The plaintiff no. 2 is the wife of the plaintiff no.1. The plaintiff no.3 is their daughter. The plaintiff no.1 had a brother by name Joaozinho Pereira who had passed away on 14/3/2003, as he was ailing from cancer. The defendant no.1 is the widow of Joaozinho Pereira. Shri Joazinho Pereira and the defendant no.1 had no issues. According to the plaintiff during his life time, late Joaozinho had gifted the plaintiff out of love and affection the following amounts:
a) An amount of Rs.70,000/- (Rupees Seventy thousand five hundred and twenty only) in fixed deposit Account No.SDR/16263 in Dena Bank, Panaji, Goa, maturing o 6/3/2005. The initial deposit was of Rs.42,000/- @ 10.50 % interest. The copy of the receipt is annexed as document 'A'.
b) An amount of Rs.70,520/- (Rupees seventy thousand five hundred and twenty only) in fixed deposit Account No. SDR/16262 in Dena Bank, Panaji, Goa, maturing on 6/3/2005. The initial payment was Rs.42,000/- @ 10.50 % interest. The copy of he receipt is annexed as document 'B'.
3. The said gifts were accepted by the plaintiff no.1. Further according to the plaintiffs late Joaozinho Pereira was fond of his niece, the plaintiff no.3 and was treating her as his own daughter. During his life time, late Joaozinho Pereira had gifted the plaintiff no.3 certain amounts as set out in para 3 of the plaint. The gifts were accompanied by the relevant certificates which were received by the plaintiff no.1 on behalf of his minor daughter.

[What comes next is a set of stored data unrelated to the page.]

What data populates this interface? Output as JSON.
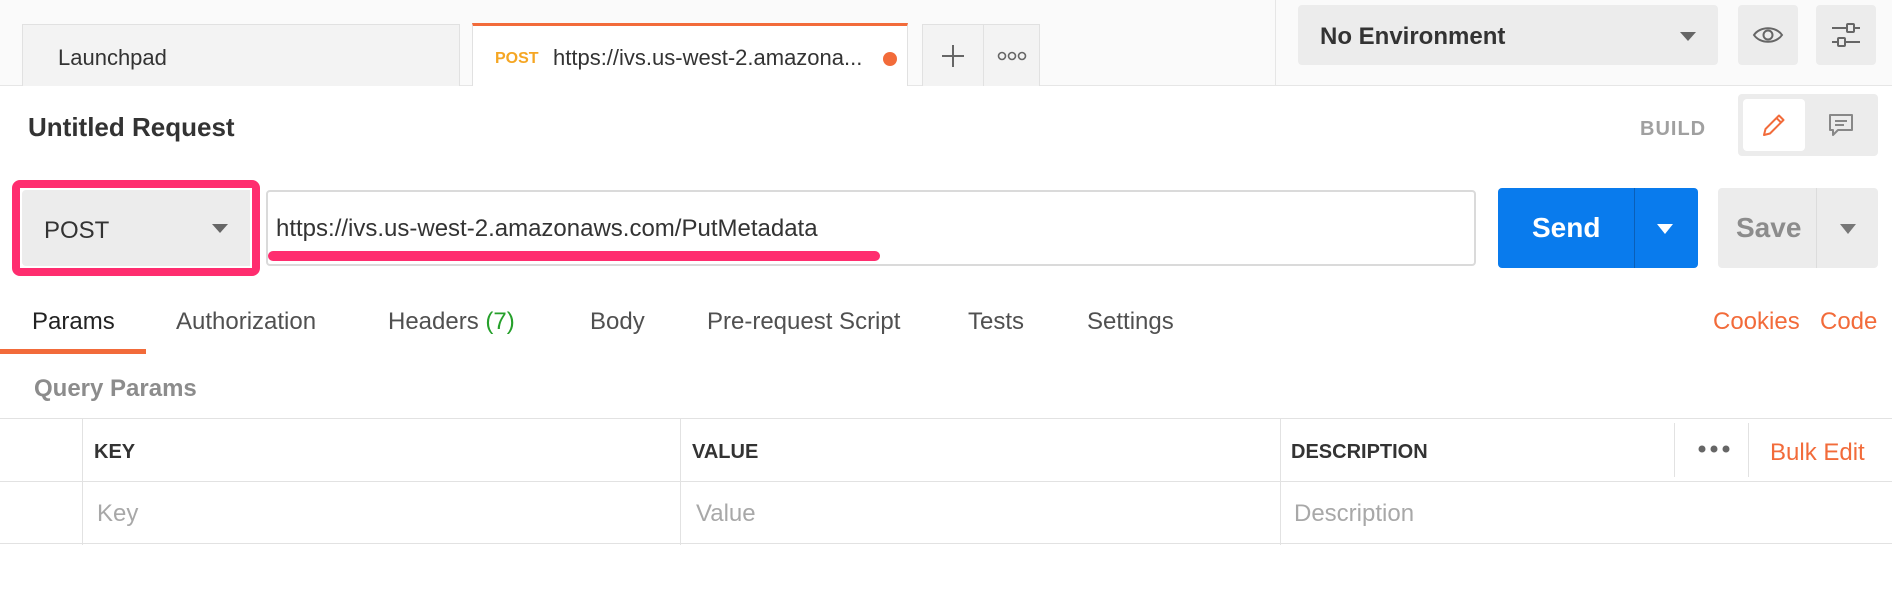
{
  "tabs": {
    "launchpad_label": "Launchpad",
    "active_method": "POST",
    "active_url": "https://ivs.us-west-2.amazona..."
  },
  "environment": {
    "selected": "No Environment"
  },
  "request": {
    "title": "Untitled Request",
    "mode_label": "BUILD",
    "method": "POST",
    "url": "https://ivs.us-west-2.amazonaws.com/PutMetadata",
    "send_label": "Send",
    "save_label": "Save"
  },
  "request_tabs": [
    {
      "label": "Params"
    },
    {
      "label": "Authorization"
    },
    {
      "label": "Headers",
      "count": "(7)"
    },
    {
      "label": "Body"
    },
    {
      "label": "Pre-request Script"
    },
    {
      "label": "Tests"
    },
    {
      "label": "Settings"
    }
  ],
  "links": {
    "cookies": "Cookies",
    "code": "Code"
  },
  "params": {
    "section_title": "Query Params",
    "columns": [
      "KEY",
      "VALUE",
      "DESCRIPTION"
    ],
    "placeholders": [
      "Key",
      "Value",
      "Description"
    ],
    "bulk_edit": "Bulk Edit"
  },
  "colors": {
    "accent": "#f26b3a",
    "send_blue": "#097bed",
    "highlight_pink": "#ff2d6f",
    "method_orange": "#f5a623",
    "count_green": "#26a02b"
  }
}
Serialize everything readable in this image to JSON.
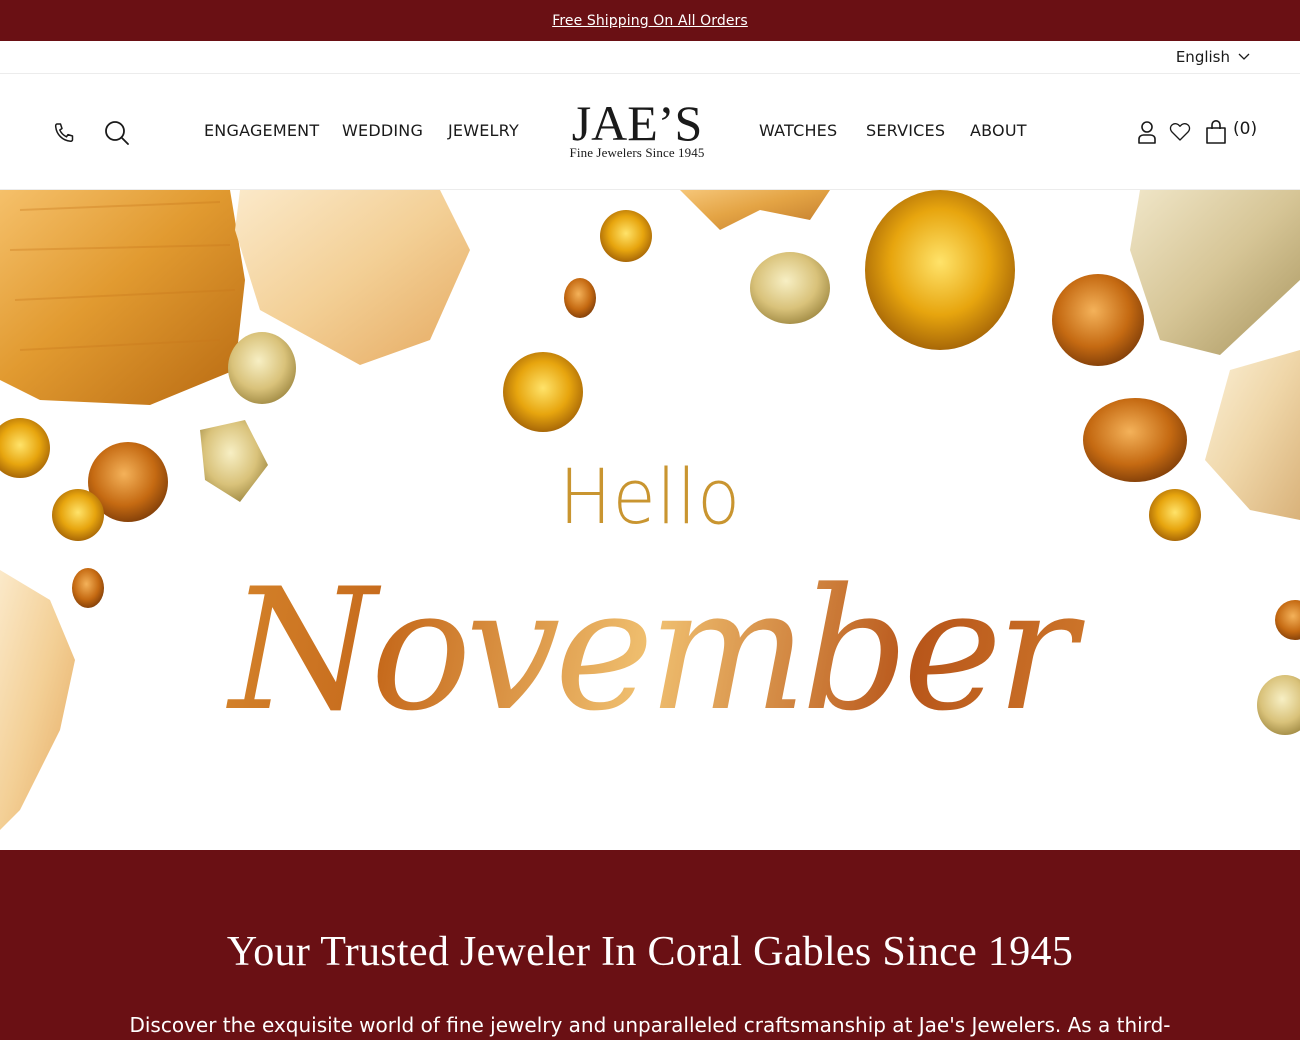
{
  "announcement": {
    "text": "Free Shipping On All Orders"
  },
  "utility": {
    "language": "English"
  },
  "nav": {
    "left": [
      "ENGAGEMENT",
      "WEDDING",
      "JEWELRY"
    ],
    "right": [
      "WATCHES",
      "SERVICES",
      "ABOUT"
    ]
  },
  "logo": {
    "name": "JAE’S",
    "tagline": "Fine Jewelers Since 1945"
  },
  "icons": {
    "phone": "phone-icon",
    "search": "search-icon",
    "account": "user-icon",
    "wishlist": "heart-icon",
    "cart": "shopping-bag-icon",
    "language_caret": "chevron-down-icon"
  },
  "cart": {
    "count": "(0)"
  },
  "hero": {
    "line1": "Hello",
    "line2": "November"
  },
  "band": {
    "title": "Your Trusted Jeweler In Coral Gables Since 1945",
    "text": "Discover the exquisite world of fine jewelry and unparalleled craftsmanship at Jae's Jewelers. As a third-"
  },
  "colors": {
    "brand": "#6a1014",
    "gold": "#c99530",
    "amber": "#d5862a"
  }
}
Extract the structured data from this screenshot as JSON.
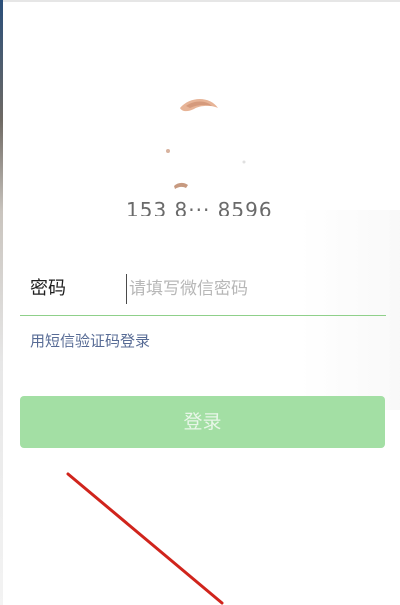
{
  "account": {
    "number_partial": "153 8··· 8596"
  },
  "password": {
    "label": "密码",
    "placeholder": "请填写微信密码"
  },
  "sms_login_link": "用短信验证码登录",
  "login_button": "登录",
  "colors": {
    "accent_green": "#8fd08a",
    "button_disabled": "#a3dfa4",
    "link_blue": "#576b95",
    "annotation_red": "#d0241c"
  }
}
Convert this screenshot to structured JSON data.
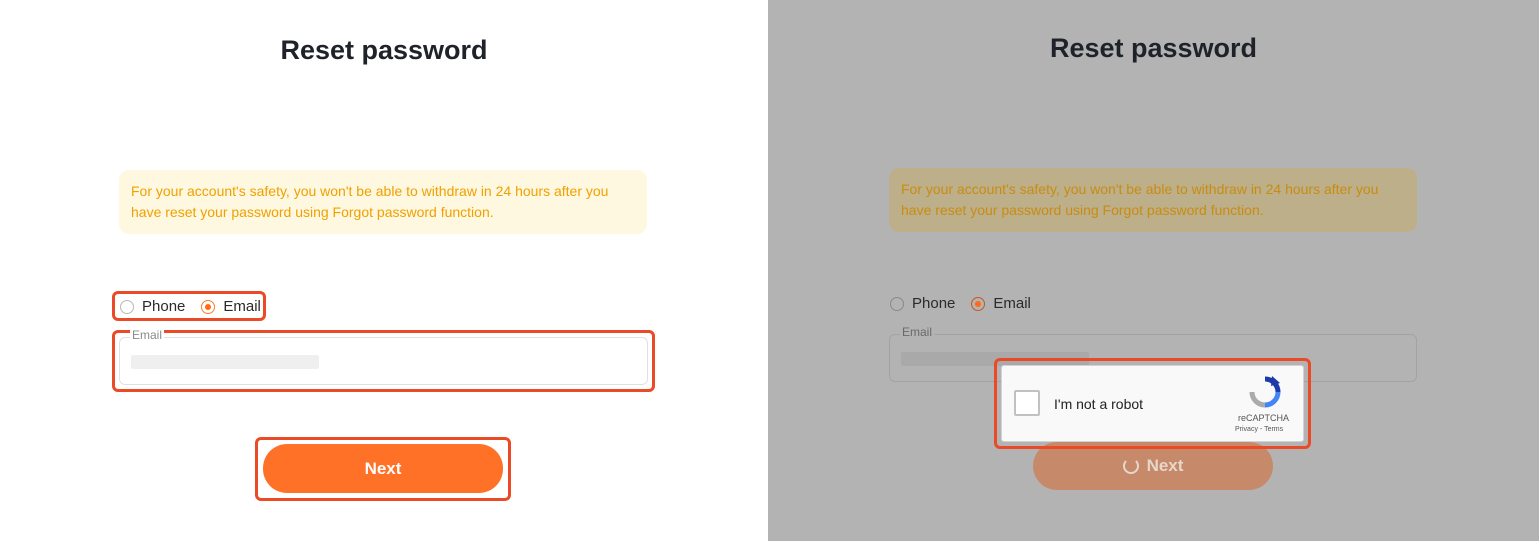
{
  "left": {
    "title": "Reset password",
    "notice": "For your account's safety, you won't be able to withdraw in 24 hours after you have reset your password using Forgot password function.",
    "radio_phone": "Phone",
    "radio_email": "Email",
    "email_label": "Email",
    "next_label": "Next"
  },
  "right": {
    "title": "Reset password",
    "notice": "For your account's safety, you won't be able to withdraw in 24 hours after you have reset your password using Forgot password function.",
    "radio_phone": "Phone",
    "radio_email": "Email",
    "email_label": "Email",
    "next_label": "Next",
    "captcha": {
      "label": "I'm not a robot",
      "brand": "reCAPTCHA",
      "privacy": "Privacy",
      "separator": " - ",
      "terms": "Terms"
    }
  },
  "colors": {
    "accent": "#ff7126",
    "highlight": "#ea4b26",
    "overlay": "#b3b3b3",
    "notice_bg": "#fff8e0"
  }
}
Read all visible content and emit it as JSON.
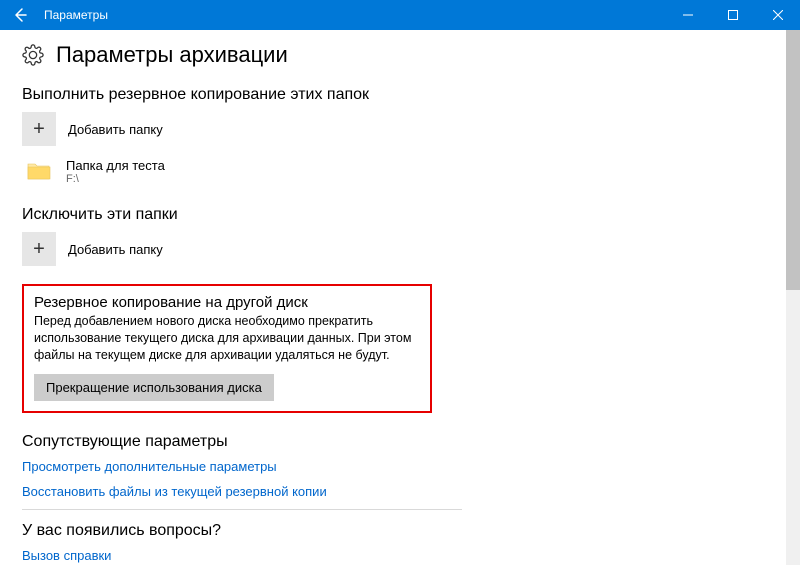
{
  "titlebar": {
    "title": "Параметры"
  },
  "page": {
    "title": "Параметры архивации"
  },
  "backup_folders": {
    "heading": "Выполнить резервное копирование этих папок",
    "add_label": "Добавить папку",
    "items": [
      {
        "name": "Папка для теста",
        "path": "F:\\"
      }
    ]
  },
  "exclude_folders": {
    "heading": "Исключить эти папки",
    "add_label": "Добавить папку"
  },
  "other_drive": {
    "heading": "Резервное копирование на другой диск",
    "description": "Перед добавлением нового диска необходимо прекратить использование текущего диска для архивации данных. При этом файлы на текущем диске для архивации удаляться не будут.",
    "button": "Прекращение использования диска"
  },
  "related": {
    "heading": "Сопутствующие параметры",
    "link_more": "Просмотреть дополнительные параметры",
    "link_restore": "Восстановить файлы из текущей резервной копии"
  },
  "help": {
    "heading": "У вас появились вопросы?",
    "link": "Вызов справки"
  }
}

4. Late Joaozinho Pereira was ill from September/ October 2002 and was suffering from terminal sickness and during this time he used to stay with the defendant no.1, who used to look after him. Late Joaozinho Pereira was hospitalized for the first time in December 2002 in Tata Memorial Hospital in Mumbai and during this time was entirely under the control and influence of his wife who was also working as a midwife.
5. Somewhere on 20/2/2003 late Joaozinho called the plaintiff no.1 and told him that the defendant no.1 had forced him to make a Will in her favour, although he had appraised her that he wanted to bequeath his share to his niece Jessica. Further according to the plaintiffs the defendant no.1 had allegedly told the deceased Joaozinho that if he did not agree and did not make a Will in her favour she would not look after him and would leave him alone. In short, the case made out in the plaint was that the defendant no.1 coerced the deceased Joaozinho Pereira to execute the Will in her favour.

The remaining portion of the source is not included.